# Range of the Radon Transform

Let us consider the Radon transform in two dimensions:

$$\tag{1}Rf(r,\theta):=\int\limits_{-\infty}^{\infty} f(r\cos\theta-t\sin\theta,r\sin\theta+t\cos\theta) dt,$$

where $r\in\mathbb{R}$ and $0\leq\theta\leq \pi$. There is a well known theorem about the range of the transform.

Theorem. A function $g(r,\theta)$ can be represented as a Radon transform of some function $f(x,y)$ (i.e. $g=R[f]$) if and only if for all integers $n\geq0$ $$\int\limits_{-\infty}^{\infty} r^ng(r,\theta) dr$$ is a homogeneous polynomial of $\cos\theta$ and $\sin\theta$.

Obviously, if $g(r,\theta)$ belongs to the range of the Radon transform then the inverse Radon transform of the function $g(r,\theta)$ is $f(x,y)$.

Now let us consider a function which DOES NOT belong to the range of the transform.

QUESTION: What we would receive if we apply the inverse Radon transform to a function not from the range of the transform?

For example, consider function $g(r,\theta):= e^{-r^2}$ if $0\leq\theta\leq \pi/2$ and $g(r,\theta):= e^{-r^2(1-\cos\theta\sin\theta)}$ if $\pi/2\leq\theta\leq\pi$. This function does not belong to the range of the Radon transform. Then, on the one hand, there is no function $f$ such that $g=R[f]$. On the other hand, $g= R[ R^{-1}g ]$.

Thanks!

UPDATE: Let us notice that $R[R^{-1}g]$ is defined correctly, but it is not equal to $g$.

Indeed, if $g=R[R^{-1}g]$, then

$$\int\limits_{-\infty}^{\infty} r^ng(r,\theta) dr = \int\limits_{-\infty}^{\infty} r^n R[R^{-1}g] (r,\theta) dr=$$

$$=\int\int r^n [R^{-1}g] (r\cos\theta−t\sin\theta,r\sin\theta+t\cos\theta)drdt=$$

$$=\int\int (u\cos\theta+v\sin\theta)^n [R^{-1}g] (u,v)dudv,$$

which is a homogeneous polynomial of $\cos\theta$ and $\sin\theta$ (we just have to expand the brackets). On the other hand it is NOT a homogeneous polynomial (by assumption). Therefore $g\neq R[R^{-1}g]$.

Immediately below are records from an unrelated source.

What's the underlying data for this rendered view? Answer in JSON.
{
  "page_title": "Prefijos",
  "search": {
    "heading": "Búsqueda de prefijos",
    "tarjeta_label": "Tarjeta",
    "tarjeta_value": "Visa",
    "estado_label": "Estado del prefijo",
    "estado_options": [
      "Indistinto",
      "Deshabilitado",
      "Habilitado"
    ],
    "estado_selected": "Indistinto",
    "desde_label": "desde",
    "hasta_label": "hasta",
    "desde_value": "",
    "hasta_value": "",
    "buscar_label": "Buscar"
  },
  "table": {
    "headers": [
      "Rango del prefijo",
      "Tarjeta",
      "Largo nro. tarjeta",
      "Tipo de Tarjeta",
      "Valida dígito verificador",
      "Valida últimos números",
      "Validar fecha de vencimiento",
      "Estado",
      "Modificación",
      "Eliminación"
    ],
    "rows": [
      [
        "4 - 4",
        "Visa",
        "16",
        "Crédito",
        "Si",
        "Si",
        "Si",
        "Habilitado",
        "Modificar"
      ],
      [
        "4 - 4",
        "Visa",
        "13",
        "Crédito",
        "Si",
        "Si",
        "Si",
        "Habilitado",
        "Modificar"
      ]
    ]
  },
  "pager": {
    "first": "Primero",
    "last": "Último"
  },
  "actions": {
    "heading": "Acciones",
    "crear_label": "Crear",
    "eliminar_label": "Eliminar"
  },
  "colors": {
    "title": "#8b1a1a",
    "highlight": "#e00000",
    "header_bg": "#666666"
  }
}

• Without specifying the domain of the Radon transform, it does not make sense to talk about its range. My feeling is that this is the root of your supposed paradox Oct 31, 2010 at 19:41
• Yemon, I don't quite understand your comment. f(x,y) is defined on $\mathbb{R}^2$ and Radon transform, $R[f](r,\theta)$ is defined on $\mathbb{R}\times [0;\pi]$.
– Oleg
Oct 31, 2010 at 20:07
• Actually, no. If you define the domain to be all functions for which the integral (1) converges, your "well known theorem" is false. The Radon and inverse Radon transforms establishes a bijection between Schwarz functions on R^2 and with Schwarz functions on $S^1 \times R$ that satisfies the homogeneous polynomial condition its moment. See chapter 1 of Helgason's book www-math.mit.edu/~helgason/Radonbook.pdf See also Dirk's answer below. So most likely when you take the inverse transform of you function, you get something that decays only slightly faster than $|x|^{-2}$. Nov 1, 2010 at 19:42
• No, if $g$ is such that $R^{-1}$ is well defined and $R^{-1}g$ is such that $RR^{-1}g$ is well defined, $RR^{-1}g = g$ by definition. The problem is that $R: \mathcal{S}(\mathbb{R}^2) \to \mathcal{S}(\mathbb{P})$ with the image being functions satisfying the homogeneous polynomial condition, while $R$ may still send a bigger space (say, a space of functions for which the trace on all lines are defined and absolutely integrable) to something else. For comparison, think of the Fourier transform. It is a bijection of Schwarz functions, but it also is a bijection of $L^2$ function with itself. Nov 1, 2010 at 23:36
• The last integral does not converge. Nov 2, 2010 at 21:44

Probably you refer to some theorem in "Mathematics of Computerized Tomography" by Frank Natterer (e.g. Theorem 4.2)? Then you are assuming that the domain in $\mathcal{S}$ and if I remember correctly, in that book this denotes the Schwartz space of rapidly decaying $C^\infty$-functions. Hence you paradox is resolved by the fact that $R^{-1} g$ is not a Schwartz function.
• Hello Dirk! Thanks for this explanation. But anyway, it is easy to see, that one can apply a Radon transform to function $R^{-1}g$ and $RR^{-1}g$ is defined correctly. What is your opinion, is $RR^{-1}g$ equal to $g$ (see update of the question)? Thanks!